Face to face, these works by Wanjiku, each 150 by 100cm, project real power and even online, although the scale and texture are absent, they radiate authority.
The key word in their titles, Dualities, highlights a constant in Wanjiku’s work; the interplay of opposites.

In her Straitjackets series, for example, the subjects were freedom and restriction, in her Mourning a Memory paintings at the One-Off last year the artist focused on the internal gaze and considered past and present.

Now she has taken the classic image of two figures, separate or merged, to highlight the contrast between our hopes and reality through the lens of places of safety that become arenas for violence.

As in most of this artist’s work the compositions are simple and strong; one or two figures set against neutral backgrounds. They are the actors, the canvas their stage.

In each, two figures align—one dark, the other lighter as Wanjiku modulates her palette of browns and pinks, the colours of our flesh. Close up can be seen glints of red, prussian blue and green, the scent of death and putrefaction.

Mysterious and moving, these messengers for the painter watch us as we watch them.

Same person

In spite of the possibility of a more literal interpretation, in which the figures are separate, each with its own sentient considerations, they are in fact one; each painting a metaphor for two parts of the same person.

For we are looking at the pale flesh of our aspirations set against the darker reality. We are seeing the rawness of being.

This is clearer in Dualities of Excess and Repression IV, the most immediately powerful of the two paintings, with the flesh of both figures stripped to show the whitened bones of a shared ribcage, as deceit and pretence are peeled back to reveal truth. The midriff of the two images merge and contain a single foetus.

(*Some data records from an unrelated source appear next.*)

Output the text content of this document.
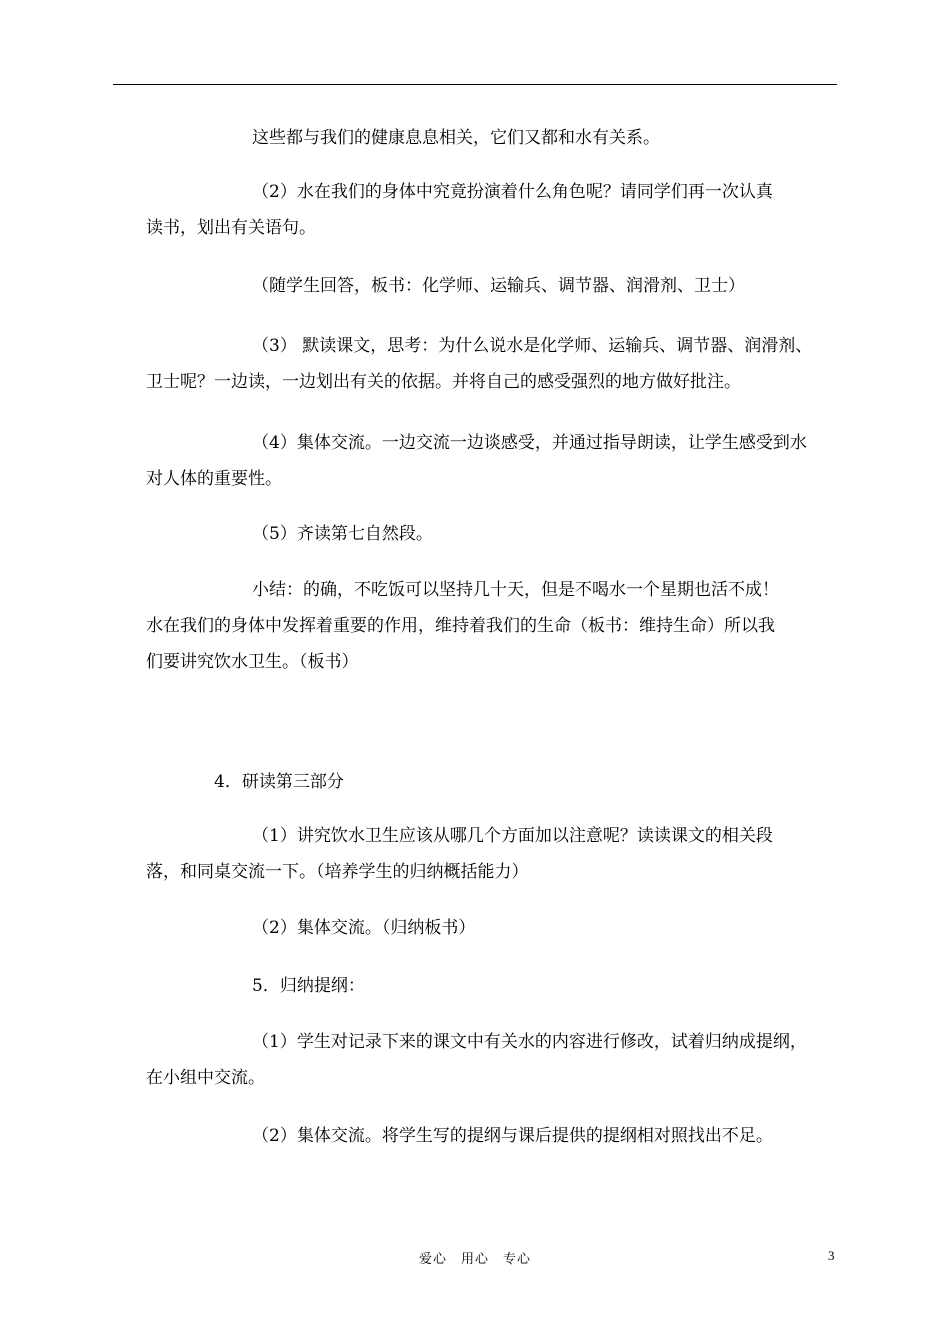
这些都与我们的健康息息相关，它们又都和水有关系。

（2）水在我们的身体中究竟扮演着什么角色呢？请同学们再一次认真
读书，划出有关语句。

（随学生回答，板书：化学师、运输兵、调节器、润滑剂、卫士）

（3） 默读课文，思考：为什么说水是化学师、运输兵、调节器、润滑剂、
卫士呢？一边读，一边划出有关的依据。并将自己的感受强烈的地方做好批注。

（4）集体交流。一边交流一边谈感受，并通过指导朗读，让学生感受到水
对人体的重要性。

（5）齐读第七自然段。

小结：的确，不吃饭可以坚持几十天，但是不喝水一个星期也活不成！
水在我们的身体中发挥着重要的作用，维持着我们的生命（板书：维持生命）所以我
们要讲究饮水卫生。（板书）

4．研读第三部分

（1）讲究饮水卫生应该从哪几个方面加以注意呢？读读课文的相关段
落，和同桌交流一下。（培养学生的归纳概括能力）

（2）集体交流。（归纳板书）

5．归纳提纲：

（1）学生对记录下来的课文中有关水的内容进行修改，试着归纳成提纲，
在小组中交流。

（2）集体交流。将学生写的提纲与课后提供的提纲相对照找出不足。

爱心　用心　专心	3
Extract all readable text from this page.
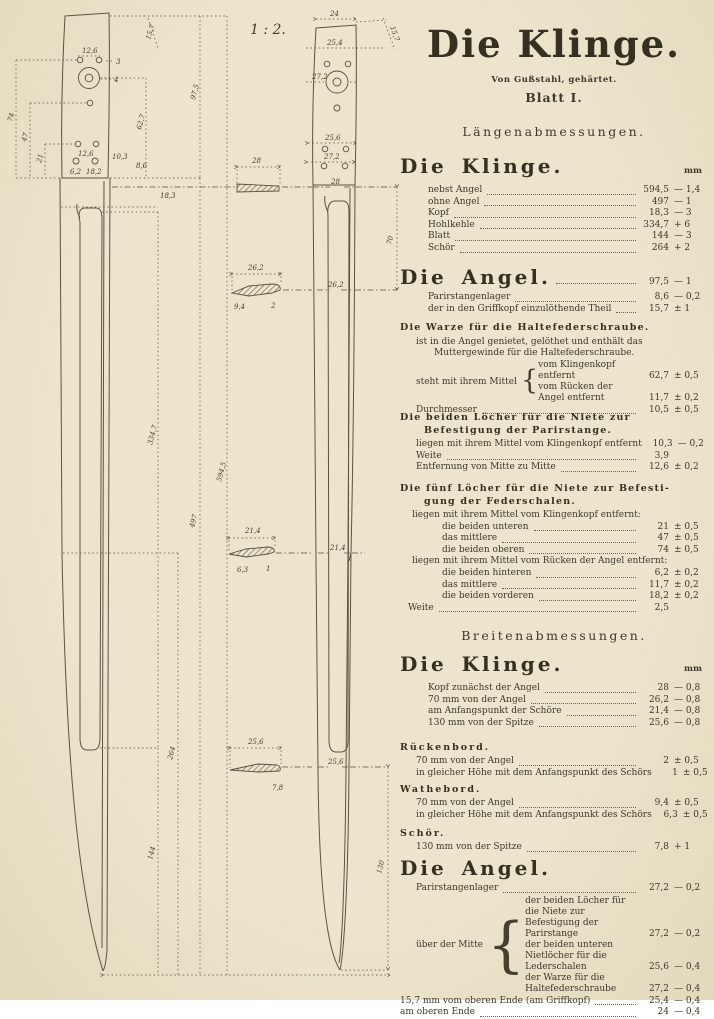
15,7
12,6
3
4
62,7
74
47
21	12,6	10,3
8,6
6,2 18,2
18,3
97,5
334,7
144
264
497
594,5
24
25,4
15,7
27,2
25,6
27,2
28
26,2
70
21,4
25,6
130
28
26,2
9,4	2
21,4
6,3	1
25,6
7,8
1 : 2.	Die Klinge.
Von Gußstahl, gehärtet.
Blatt I.
Längenabmessungen.
Die Klinge.	mm
nebst Angel	594,5 — 1,4
ohne Angel	497 — 1
Kopf	18,3 — 3
Hohlkehle	334,7 + 6
Blatt	144 — 3
Schör	264 + 2
Die Angel.	97,5 — 1
Parirstangenlager	8,6 — 0,2
der in den Griffkopf einzulöthende Theil	15,7 ± 1
Die Warze für die Haltefederschraube.
ist in die Angel genietet, gelöthet und enthält das
Muttergewinde für die Haltefederschraube.
steht mit ihrem Mittel {
vom Klingenkopf entfernt	62,7 ± 0,5
vom Rücken der Angel entfernt	11,7 ± 0,2
Durchmesser	10,5 ± 0,5
Die beiden Löcher für die Niete zur Befestigung der Parirstange.
liegen mit ihrem Mittel vom Klingenkopf entfernt	10,3 — 0,2
Weite	3,9
Entfernung von Mitte zu Mitte	12,6 ± 0,2
Die fünf Löcher für die Niete zur Befestigung der Federschalen.
liegen mit ihrem Mittel vom Klingenkopf entfernt:
die beiden unteren	21 ± 0,5
das mittlere	47 ± 0,5
die beiden oberen	74 ± 0,5
liegen mit ihrem Mittel vom Rücken der Angel entfernt:
die beiden hinteren	6,2 ± 0,2
das mittlere	11,7 ± 0,2
die beiden vorderen	18,2 ± 0,2
Weite	2,5
Breitenabmessungen.
Die Klinge.	mm
Kopf zunächst der Angel	28 — 0,8
70 mm von der Angel	26,2 — 0,8
am Anfangspunkt der Schöre	21,4 — 0,8
130 mm von der Spitze	25,6 — 0,8
Rückenbord.
70 mm von der Angel	2 ± 0,5
in gleicher Höhe mit dem Anfangspunkt des Schörs	1 ± 0,5
Wathebord.
70 mm von der Angel	9,4 ± 0,5
in gleicher Höhe mit dem Anfangspunkt des Schörs	6,3 ± 0,5
Schör.
130 mm von der Spitze	7,8 + 1
Die Angel.
Parirstangenlager	27,2 — 0,2
über der Mitte {
der beiden Löcher für die Niete zur Befestigung der Parirstange	27,2 — 0,2
der beiden unteren Nietlöcher für die Lederschalen	25,6 — 0,4
der Warze für die Haltefederschraube	27,2 — 0,4
15,7 mm vom oberen Ende (am Griffkopf)	25,4 — 0,4
am oberen Ende	24 — 0,4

This symbolises the artist’s belief that systems that suffer from inbuilt inequality, where laws are made mainly by men and impact on women, encourage men to turn on their loved ones.

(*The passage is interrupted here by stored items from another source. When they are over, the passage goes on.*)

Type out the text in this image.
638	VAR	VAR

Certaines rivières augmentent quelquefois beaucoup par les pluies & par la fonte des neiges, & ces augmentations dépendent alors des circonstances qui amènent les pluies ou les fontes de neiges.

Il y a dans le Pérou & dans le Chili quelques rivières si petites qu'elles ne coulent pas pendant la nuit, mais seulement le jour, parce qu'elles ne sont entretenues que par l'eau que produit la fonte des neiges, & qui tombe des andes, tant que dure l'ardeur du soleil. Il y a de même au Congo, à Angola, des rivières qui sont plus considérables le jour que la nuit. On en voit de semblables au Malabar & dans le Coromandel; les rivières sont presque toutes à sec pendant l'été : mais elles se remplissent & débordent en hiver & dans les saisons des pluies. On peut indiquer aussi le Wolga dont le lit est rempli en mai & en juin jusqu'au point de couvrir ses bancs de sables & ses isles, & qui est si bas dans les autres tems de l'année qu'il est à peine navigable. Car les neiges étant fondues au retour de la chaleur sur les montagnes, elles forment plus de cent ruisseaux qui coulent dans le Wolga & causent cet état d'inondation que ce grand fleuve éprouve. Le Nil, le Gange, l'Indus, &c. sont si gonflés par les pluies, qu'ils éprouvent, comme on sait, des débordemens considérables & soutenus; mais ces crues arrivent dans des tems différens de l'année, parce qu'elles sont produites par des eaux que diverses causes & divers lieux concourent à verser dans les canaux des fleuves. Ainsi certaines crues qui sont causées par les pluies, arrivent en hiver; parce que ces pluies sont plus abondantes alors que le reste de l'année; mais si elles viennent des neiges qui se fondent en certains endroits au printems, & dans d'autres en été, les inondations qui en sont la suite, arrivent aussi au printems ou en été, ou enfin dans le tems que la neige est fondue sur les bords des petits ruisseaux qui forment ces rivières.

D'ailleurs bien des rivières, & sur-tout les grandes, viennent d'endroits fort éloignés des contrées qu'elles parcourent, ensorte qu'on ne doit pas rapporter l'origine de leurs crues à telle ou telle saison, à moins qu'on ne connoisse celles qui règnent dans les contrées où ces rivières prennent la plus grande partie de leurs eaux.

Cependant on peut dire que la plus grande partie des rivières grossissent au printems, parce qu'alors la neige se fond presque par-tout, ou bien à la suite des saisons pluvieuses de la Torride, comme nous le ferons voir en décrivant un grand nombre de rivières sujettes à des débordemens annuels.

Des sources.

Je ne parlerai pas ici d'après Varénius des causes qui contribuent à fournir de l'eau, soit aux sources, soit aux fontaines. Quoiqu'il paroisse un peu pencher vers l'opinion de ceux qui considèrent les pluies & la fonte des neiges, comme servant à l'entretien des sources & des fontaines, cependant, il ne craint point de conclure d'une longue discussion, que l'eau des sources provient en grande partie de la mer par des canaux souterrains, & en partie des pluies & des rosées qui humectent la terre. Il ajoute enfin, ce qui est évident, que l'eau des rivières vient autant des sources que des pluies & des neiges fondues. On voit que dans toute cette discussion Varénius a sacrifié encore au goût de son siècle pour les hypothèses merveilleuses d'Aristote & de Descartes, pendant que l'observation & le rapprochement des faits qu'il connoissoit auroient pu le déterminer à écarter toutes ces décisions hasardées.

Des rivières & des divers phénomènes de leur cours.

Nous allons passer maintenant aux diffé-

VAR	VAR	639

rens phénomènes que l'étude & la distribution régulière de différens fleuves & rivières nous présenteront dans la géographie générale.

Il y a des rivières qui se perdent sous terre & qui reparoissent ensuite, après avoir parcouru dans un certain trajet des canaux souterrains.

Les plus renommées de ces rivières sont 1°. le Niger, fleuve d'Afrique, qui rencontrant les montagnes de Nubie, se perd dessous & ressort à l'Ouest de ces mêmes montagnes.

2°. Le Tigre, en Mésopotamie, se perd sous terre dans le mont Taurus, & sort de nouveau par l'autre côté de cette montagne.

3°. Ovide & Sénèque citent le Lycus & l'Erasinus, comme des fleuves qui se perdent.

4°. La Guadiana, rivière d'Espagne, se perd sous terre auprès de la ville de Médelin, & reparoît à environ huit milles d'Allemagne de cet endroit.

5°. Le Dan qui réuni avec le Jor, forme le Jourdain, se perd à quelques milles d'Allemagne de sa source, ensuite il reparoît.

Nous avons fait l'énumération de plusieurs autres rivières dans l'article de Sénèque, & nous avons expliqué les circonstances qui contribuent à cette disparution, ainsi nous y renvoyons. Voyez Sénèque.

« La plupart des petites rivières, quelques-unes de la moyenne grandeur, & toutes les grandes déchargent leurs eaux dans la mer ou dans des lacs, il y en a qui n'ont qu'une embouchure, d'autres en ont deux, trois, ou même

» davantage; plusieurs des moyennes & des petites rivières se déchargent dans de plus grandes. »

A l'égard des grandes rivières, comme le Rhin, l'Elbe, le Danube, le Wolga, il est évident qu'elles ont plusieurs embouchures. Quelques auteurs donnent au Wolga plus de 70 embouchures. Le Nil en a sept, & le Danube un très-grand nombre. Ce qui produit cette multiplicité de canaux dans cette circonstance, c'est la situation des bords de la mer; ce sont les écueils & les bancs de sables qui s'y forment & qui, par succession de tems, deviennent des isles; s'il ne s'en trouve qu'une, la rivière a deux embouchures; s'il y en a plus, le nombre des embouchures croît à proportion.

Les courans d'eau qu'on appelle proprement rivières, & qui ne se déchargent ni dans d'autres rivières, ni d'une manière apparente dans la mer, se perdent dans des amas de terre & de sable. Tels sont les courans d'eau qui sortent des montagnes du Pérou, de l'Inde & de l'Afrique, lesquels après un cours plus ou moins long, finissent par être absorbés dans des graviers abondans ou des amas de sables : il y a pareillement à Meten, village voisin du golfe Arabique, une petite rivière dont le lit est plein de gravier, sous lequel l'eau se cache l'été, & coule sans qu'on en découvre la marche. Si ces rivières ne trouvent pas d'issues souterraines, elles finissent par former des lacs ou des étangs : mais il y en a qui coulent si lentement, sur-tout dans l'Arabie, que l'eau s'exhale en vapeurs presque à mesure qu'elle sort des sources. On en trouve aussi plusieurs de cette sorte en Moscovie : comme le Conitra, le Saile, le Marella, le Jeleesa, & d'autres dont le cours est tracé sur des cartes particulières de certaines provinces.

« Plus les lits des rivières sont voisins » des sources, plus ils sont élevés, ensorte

The foetus exemplifies Wanjiku’s disgust at a recent change in abortion law in Alabama, US, which took away a woman’s right to choose.

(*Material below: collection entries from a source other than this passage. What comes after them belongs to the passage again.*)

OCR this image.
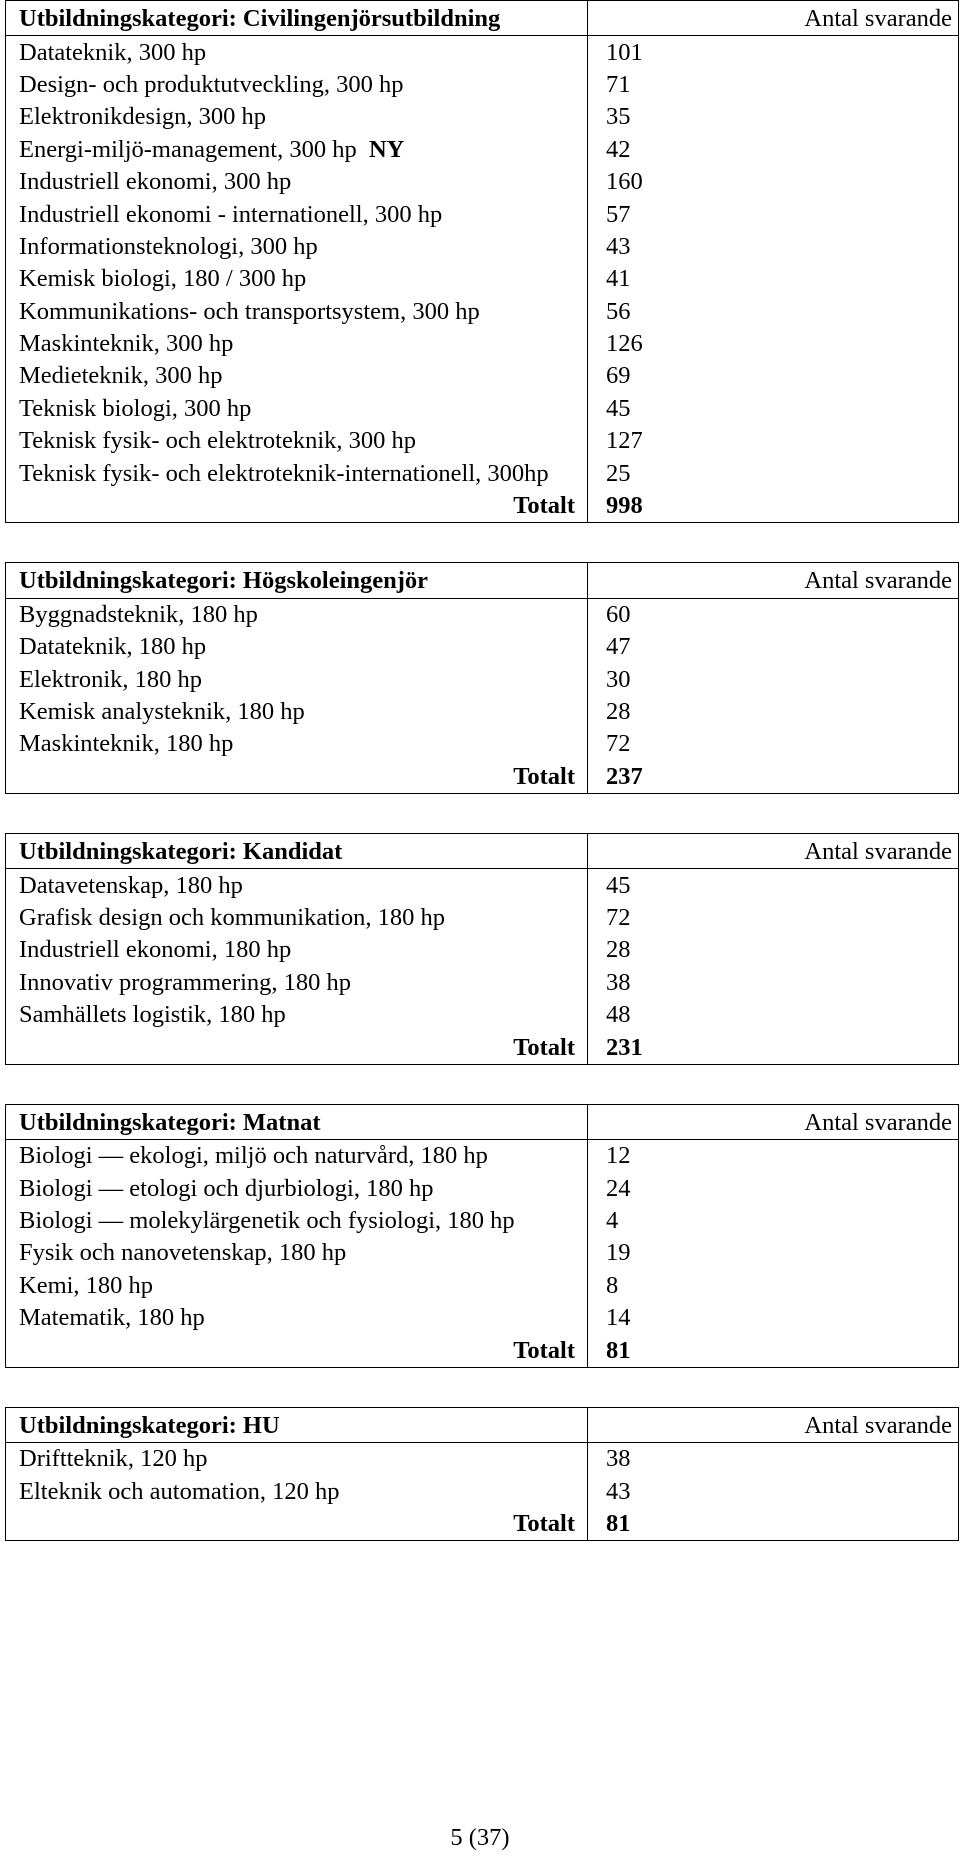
Utbildningskategori: Civilingenjörsutbildning	Antal svarande
Datateknik, 300 hp	101
Design- och produktutveckling, 300 hp	71
Elektronikdesign, 300 hp	35
Energi-miljö-management, 300 hp NY	42
Industriell ekonomi, 300 hp	160
Industriell ekonomi - internationell, 300 hp	57
Informationsteknologi, 300 hp	43
Kemisk biologi, 180 / 300 hp	41
Kommunikations- och transportsystem, 300 hp	56
Maskinteknik, 300 hp	126
Medieteknik, 300 hp	69
Teknisk biologi, 300 hp	45
Teknisk fysik- och elektroteknik, 300 hp	127
Teknisk fysik- och elektroteknik-internationell, 300hp	25
Totalt	998
Utbildningskategori: Högskoleingenjör	Antal svarande
Byggnadsteknik, 180 hp	60
Datateknik, 180 hp	47
Elektronik, 180 hp	30
Kemisk analysteknik, 180 hp	28
Maskinteknik, 180 hp	72
Totalt	237
Utbildningskategori: Kandidat	Antal svarande
Datavetenskap, 180 hp	45
Grafisk design och kommunikation, 180 hp	72
Industriell ekonomi, 180 hp	28
Innovativ programmering, 180 hp	38
Samhällets logistik, 180 hp	48
Totalt	231
Utbildningskategori: Matnat	Antal svarande
Biologi — ekologi, miljö och naturvård, 180 hp	12
Biologi — etologi och djurbiologi, 180 hp	24
Biologi — molekylärgenetik och fysiologi, 180 hp	4
Fysik och nanovetenskap, 180 hp	19
Kemi, 180 hp	8
Matematik, 180 hp	14
Totalt	81
Utbildningskategori: HU	Antal svarande
Driftteknik, 120 hp	38
Elteknik och automation, 120 hp	43
Totalt	81
5 (37)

“Humanity gets lost in the mechanism of law-making,” Wanjiku told me. “My current paintings are about who we are and what we want to become.”

Researching the way that loss of humanity can lead to domestic violence, the artist found that in 2018-19 there were at least 47 cases of murder or manslaughter of women by their husbands or lovers on file in Kenya alone.

In the other work, Dualites of Excess and Repression II, the paler female form is sharply delineated while the other threatens to envelope it, projecting this looming symbol of reality as a harbinger of death.

Both these paintings are in Wanjiku’s instantly recognisable style; sonorous and brooding with a compelling beauty born of the skillful manipulation of a restricted palette and mastery of form.

It is the weight of the message combined with its seductive presentation that defines world class art.

And these two paintings, surely, are world class.